|Machine type||RISC-based distributed-memory multi-processor|
|Operating system||UNICOS MAX (micro-kernel Unix)|
|Connection structure||3-D Torus|
|Compilers||CFT77_M (Fortran 77 with extensions), C|
|Vendors information Web page||http://www.cray.com/PUBLIC/product-info/T3E/|
|Clock cycle||3.3 ns|
|Theor. peak performance|
|Per proc. (64-bit)||600 Mflop/s|
|Maximal (64-bit)||1229 Gflop/s|
|Main memory||<=4096 GB|
|Memory/node||<= 2 GB|
|Communication bandwidth||300 MB/s|
|No. of processors||16-2048|
The T3E is the second generation of DM-MIMD systems from CRI. Lexically, it follows in name after its predecessor T3D which name referred to its connection structure: a 3-D torus. In this respect it has still the same interconnection structure as the T3D. In many other respects, however, there are quite some differences. A first and important difference is that no front-end system is required anymore (although it is still possible to connect to a Cray T90). The systems up to 128 processors are air-cooled. The larger ones, from 256-2,048 processors, are liquid cooled.
The T3E uses the DEC Alpha 21164 RISC processor for its computational tasks just like the Avalon A12. Cray stresses, however, that the processors are encapsulated in such a way that they can be exchanged easily for any other (faster) processor as soon as this would be available without affecting the macro-architecture of the system.
Each node in the system contains one processing element (PE) which in turn contains a CPU, memory, and a communication engine that takes care of communication between PEs. The bandwidth between nodes is quite high: 300 MB/s. Like the T3D, the T3E has hardware support for fast synchronisation. E.g., barrier synchronisation takes only one cycle per check.

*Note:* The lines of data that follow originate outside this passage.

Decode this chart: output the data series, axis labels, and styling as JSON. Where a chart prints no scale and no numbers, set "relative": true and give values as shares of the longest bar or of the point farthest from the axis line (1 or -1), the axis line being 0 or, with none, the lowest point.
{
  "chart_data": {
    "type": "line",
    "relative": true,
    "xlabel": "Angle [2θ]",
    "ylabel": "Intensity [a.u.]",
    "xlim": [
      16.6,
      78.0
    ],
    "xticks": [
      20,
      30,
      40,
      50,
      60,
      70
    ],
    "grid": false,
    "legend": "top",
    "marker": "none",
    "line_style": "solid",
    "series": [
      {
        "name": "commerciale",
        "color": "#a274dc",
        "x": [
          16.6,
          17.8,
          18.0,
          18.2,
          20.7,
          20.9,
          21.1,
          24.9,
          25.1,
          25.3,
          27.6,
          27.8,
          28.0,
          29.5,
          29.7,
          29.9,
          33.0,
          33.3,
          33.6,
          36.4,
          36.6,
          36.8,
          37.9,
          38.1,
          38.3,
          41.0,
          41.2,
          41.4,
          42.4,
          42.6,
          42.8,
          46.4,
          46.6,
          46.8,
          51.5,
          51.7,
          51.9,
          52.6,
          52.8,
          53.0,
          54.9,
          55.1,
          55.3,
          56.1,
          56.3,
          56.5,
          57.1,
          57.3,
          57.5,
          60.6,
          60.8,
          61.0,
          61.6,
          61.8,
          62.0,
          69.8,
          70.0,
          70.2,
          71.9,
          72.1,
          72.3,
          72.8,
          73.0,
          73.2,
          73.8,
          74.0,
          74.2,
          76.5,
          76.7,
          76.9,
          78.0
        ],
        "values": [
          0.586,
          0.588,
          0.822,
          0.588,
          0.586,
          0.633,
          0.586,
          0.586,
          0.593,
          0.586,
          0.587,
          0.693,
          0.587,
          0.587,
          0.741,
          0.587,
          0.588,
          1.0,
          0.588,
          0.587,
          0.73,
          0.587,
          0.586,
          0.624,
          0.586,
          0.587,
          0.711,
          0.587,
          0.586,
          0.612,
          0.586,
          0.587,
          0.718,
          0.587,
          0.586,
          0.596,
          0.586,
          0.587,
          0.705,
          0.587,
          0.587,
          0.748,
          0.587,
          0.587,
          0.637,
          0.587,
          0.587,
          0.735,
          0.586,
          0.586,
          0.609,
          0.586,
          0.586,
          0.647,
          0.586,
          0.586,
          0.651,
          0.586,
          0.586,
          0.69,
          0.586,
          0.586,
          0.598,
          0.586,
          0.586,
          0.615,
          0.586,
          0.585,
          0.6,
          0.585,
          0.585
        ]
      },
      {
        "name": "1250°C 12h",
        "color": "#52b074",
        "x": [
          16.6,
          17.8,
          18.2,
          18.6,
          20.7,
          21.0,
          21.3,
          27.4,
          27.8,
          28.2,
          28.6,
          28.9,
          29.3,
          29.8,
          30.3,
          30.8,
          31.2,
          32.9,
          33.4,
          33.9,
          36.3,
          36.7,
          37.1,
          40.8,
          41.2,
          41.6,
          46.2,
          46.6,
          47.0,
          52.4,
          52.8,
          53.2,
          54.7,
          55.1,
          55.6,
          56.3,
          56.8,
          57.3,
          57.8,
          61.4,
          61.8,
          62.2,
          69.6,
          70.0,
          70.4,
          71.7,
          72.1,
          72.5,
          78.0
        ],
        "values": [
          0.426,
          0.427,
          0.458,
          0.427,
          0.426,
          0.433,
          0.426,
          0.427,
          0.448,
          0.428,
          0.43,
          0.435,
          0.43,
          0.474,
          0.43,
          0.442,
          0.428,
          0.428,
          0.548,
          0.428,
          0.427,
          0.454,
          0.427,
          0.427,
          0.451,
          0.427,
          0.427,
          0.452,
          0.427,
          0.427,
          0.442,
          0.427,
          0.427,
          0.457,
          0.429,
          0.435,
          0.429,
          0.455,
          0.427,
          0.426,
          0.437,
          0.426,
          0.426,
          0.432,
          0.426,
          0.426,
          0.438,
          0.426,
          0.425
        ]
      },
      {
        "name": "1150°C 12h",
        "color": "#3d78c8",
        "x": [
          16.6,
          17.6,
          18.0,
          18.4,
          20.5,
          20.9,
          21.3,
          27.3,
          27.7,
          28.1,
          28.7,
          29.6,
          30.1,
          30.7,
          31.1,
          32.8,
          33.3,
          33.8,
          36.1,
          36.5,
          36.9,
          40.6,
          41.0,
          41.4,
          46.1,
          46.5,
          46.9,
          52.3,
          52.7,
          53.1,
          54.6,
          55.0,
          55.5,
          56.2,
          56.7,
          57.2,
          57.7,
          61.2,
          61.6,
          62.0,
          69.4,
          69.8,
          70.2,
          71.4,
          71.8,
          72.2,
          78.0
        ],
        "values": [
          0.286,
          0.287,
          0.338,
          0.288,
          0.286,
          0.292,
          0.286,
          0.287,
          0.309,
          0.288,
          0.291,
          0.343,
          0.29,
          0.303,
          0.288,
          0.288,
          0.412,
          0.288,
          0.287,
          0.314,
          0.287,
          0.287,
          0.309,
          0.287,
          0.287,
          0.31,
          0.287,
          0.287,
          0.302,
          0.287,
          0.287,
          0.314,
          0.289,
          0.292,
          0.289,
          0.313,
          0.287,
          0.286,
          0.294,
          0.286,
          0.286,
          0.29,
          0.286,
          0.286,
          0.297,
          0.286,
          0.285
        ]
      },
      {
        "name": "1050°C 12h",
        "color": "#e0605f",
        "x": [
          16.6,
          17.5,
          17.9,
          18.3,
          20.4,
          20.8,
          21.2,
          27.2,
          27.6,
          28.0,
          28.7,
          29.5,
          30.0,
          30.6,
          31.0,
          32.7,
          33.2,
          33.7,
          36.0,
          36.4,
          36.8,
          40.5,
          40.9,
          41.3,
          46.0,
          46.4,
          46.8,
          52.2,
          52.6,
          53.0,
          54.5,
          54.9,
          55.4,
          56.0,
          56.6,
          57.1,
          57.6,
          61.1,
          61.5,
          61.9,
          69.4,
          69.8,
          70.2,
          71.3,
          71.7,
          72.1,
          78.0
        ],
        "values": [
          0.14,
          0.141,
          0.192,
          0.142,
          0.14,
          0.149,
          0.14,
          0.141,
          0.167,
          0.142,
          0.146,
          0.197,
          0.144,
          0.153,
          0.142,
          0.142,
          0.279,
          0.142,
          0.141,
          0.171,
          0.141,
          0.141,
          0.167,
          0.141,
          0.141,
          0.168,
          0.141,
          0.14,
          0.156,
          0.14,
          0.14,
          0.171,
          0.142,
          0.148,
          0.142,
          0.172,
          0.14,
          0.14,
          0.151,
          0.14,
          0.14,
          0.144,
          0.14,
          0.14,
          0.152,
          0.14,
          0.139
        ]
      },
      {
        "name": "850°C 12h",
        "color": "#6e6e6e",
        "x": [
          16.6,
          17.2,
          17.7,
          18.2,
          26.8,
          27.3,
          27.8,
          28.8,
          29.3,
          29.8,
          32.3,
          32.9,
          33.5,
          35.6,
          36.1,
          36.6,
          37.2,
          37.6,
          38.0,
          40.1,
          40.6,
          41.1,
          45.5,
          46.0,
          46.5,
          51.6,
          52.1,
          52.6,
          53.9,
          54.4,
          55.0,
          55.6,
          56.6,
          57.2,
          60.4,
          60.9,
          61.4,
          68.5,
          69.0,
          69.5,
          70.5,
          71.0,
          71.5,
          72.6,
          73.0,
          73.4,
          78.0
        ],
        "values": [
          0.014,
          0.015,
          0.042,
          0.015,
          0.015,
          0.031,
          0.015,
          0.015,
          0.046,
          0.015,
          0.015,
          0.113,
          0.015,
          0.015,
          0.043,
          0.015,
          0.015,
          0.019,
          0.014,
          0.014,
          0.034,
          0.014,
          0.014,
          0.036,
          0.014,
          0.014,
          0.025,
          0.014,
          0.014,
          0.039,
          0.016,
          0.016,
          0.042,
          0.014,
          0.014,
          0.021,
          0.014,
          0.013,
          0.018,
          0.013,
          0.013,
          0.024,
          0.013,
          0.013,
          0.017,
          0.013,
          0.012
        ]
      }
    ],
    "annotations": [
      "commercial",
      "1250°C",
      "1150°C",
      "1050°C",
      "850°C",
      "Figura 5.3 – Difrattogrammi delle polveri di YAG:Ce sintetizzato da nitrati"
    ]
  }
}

In the microarchitecture most changes have taken place with the transition from the T3D to the T3E. First, there is only one CPU per node instead of two, which removes a source of asymmetry between processors. Second, the new node processor has a 96 KB 3-way set-associative secondary cache which may relieve some of the problems of data fetching that were present in the T3D where only a primary cache was present. Third, the Block Transfer Engine has been replaced by a set of E-registers that are believed to be much more flexible and at least removes some odd restrictions on the size of shared arrays and the number of processes when using Cray-specific PVM. An interesting additional feature is the availability of 32 contexts per processor which opens the door for multiprocessing.
In the T3D all I/O had to be handled by the front-end, a system at least from the Cray Y-MPE class. In the T3E distributed I/O is present. For every 8 PEs an I/O channel can be configured in the air-cooled systems and 1 I/O channel per 16 nodes in the liquid-cooled systems. The maximum bandwidth for a channel is about 1 GB/s, the actual speed will be in the order of 700 MB/s.
The T3E supports various programming models. Apart from PVM 3.x for message passing and HPF for data distribution, a Cray proprietary work sharing model, called CRAFT, can be employed. Cray views HPF and Fortran 90 array syntax as subsets of the CRAFT model. Within this model data can be exchanged implicitly, thus looking effectively as a shared-memory system to the user. As several other vendors, Cray has extended/altered the implementation of PVM to enhance the communication performance. For small messages this can give an improvement of a factor 3 (20-25 s instead of 70-80 s). For SPMD programs channel send/receive functions can be used which reduces the communication time to 4-5 s. The faster implementations are not portable, however.
Measured Performances: The Cray T3E has only recently been announced (November 1995). At this moment no performance figures are available.